Ветер усиливался, и мистер Веллингтон, уже убрав парус, вел шлюпку в крутой бейдевинд. Мы схватились за планширы и откинулись назад, оказавшись над холодными, быстрыми волнами. Брызги хлестали нас по спинам, пока не промокли рубашки. Солнце, разочаровавшись в этом мире, торжественно удалилось в свой облачный шатер. Слегка повернув голову, я мог превратить завывание ветра в свист. Вот так мы и катались на парусной лодке, всего лишь отец с сыном-подростком и другом сына, но мне, по крайней мере, ситуация представлялась более сложной. Ибо в этом мистере Веллингтоне я узрел самого себя, почти до неузнаваемости измененного силой воли и тренировками, но тем не менее давно знакомого. Я был уверен, что он никогда не отличался красотой и отсутствие романтического обаяния притупляло его ответные чувства к очаровательному сыну — опасливое, безгласное обожание и далеко не очевидную зависть.
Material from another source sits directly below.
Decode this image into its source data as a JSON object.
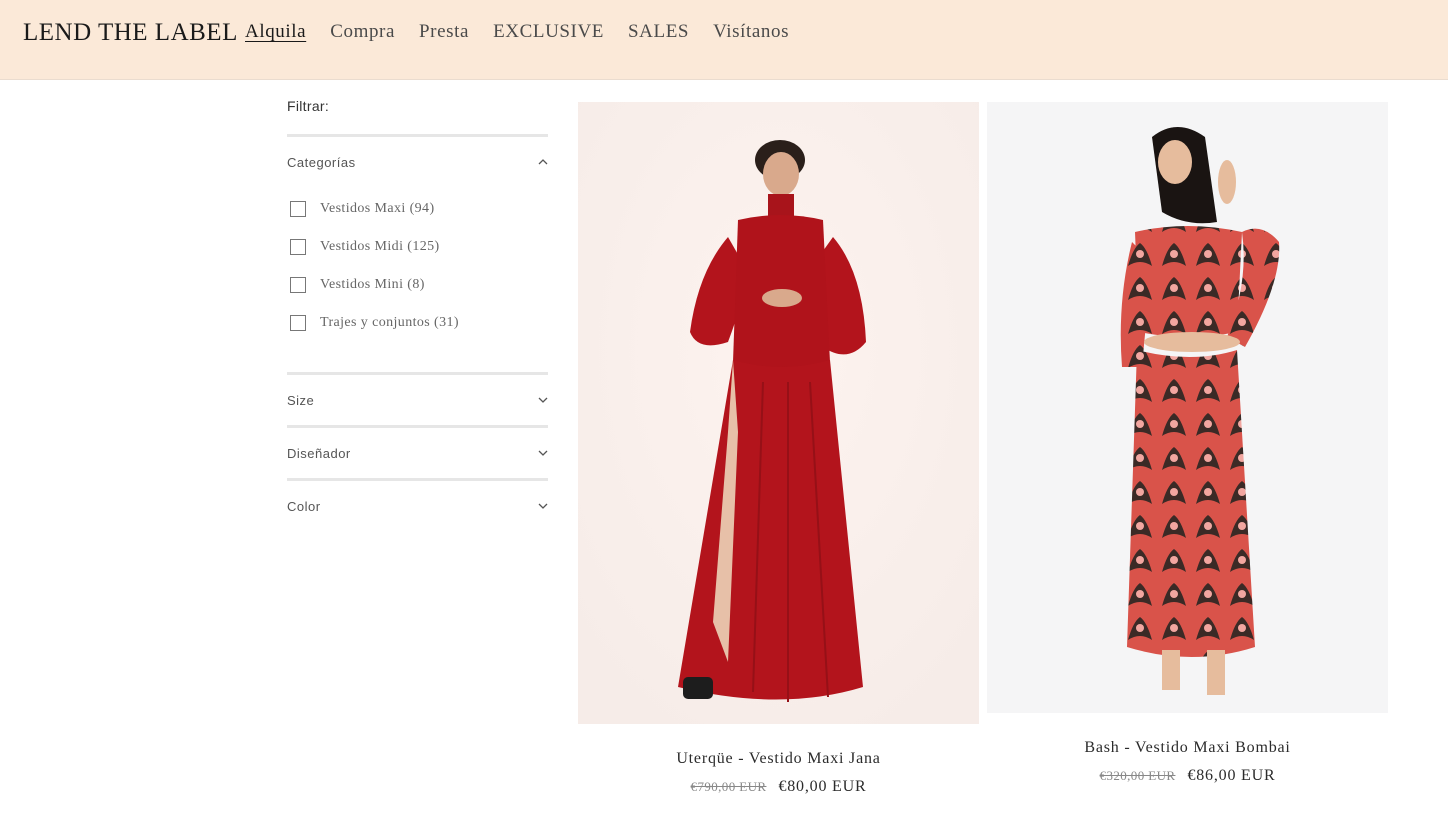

Меня пробирала дрожь. Сгущались сумерки, уже прогнавшие с неба всех птиц и загнавшие обратно в гавань половину шлюпок. Я сжался в комок, обхватив себя руками и повернувшись к ветру мокрой спиной. Мистер Веллингтон распускал парус — тарахтела, отпуская грота шкот, рукоятка — и смотрел на меня, оставив покуда свой приговор про запас. Меж нами, меж двумя непроницаемыми душами, развевался огромный парус, и Том не отходил от него ни на шаг, наваливаясь на него спиной, нажимая на него, нажимая, пока мы не легли на другой галс, после чего Том пригнулся, а над головой у него повернулся и со страшным глухим звуком остановился гик. Таков был этот мальчишка, веселый, с выгоревшими на солнце волосами и гладкой кожей, все его тело тянулось ввысь, когда он что-то закреплял наверху, так что футболка выбивалась из грязных, мешковатых джинсов и нам — мне и отцу — видны были Томовы мускулы, подобные зигзагообразной молнии на его упругом животе; таков был этот мальчишка, красивый, свободный, цветущий, и таковы были мы, стоявшие по бокам и с почтением взиравшие на него, на цветок торса, распускавшийся в скромной чашечке джинсов.
Мне казалось, что красота эта есть величайшее благо, что лишь в нее мы все хотим воплотиться, ею хотим обладать и ее же в случае неудачи хотим уничтожить, и что все мирские добродетели — не более чем обман и всемирная злоба. Уроды, старики, богатые и образованные твердят о незримых добродетелях — о мудрости и характере, об опыте и могуществе, — потому что лишены добродетелей зримых, лишены того нелепого первого пушка под нижней губой, что никак не решится превратиться в бороду, тех цепких босых ног, что мелькают на гладкой палубе, больших ладоней, чересчур тяжелых для тонких рук, загнутых кверху ресниц над лазурными глазами, темно-красных губ, растрепанных волос, замысловатых, как выписанные Веласкесом кружева.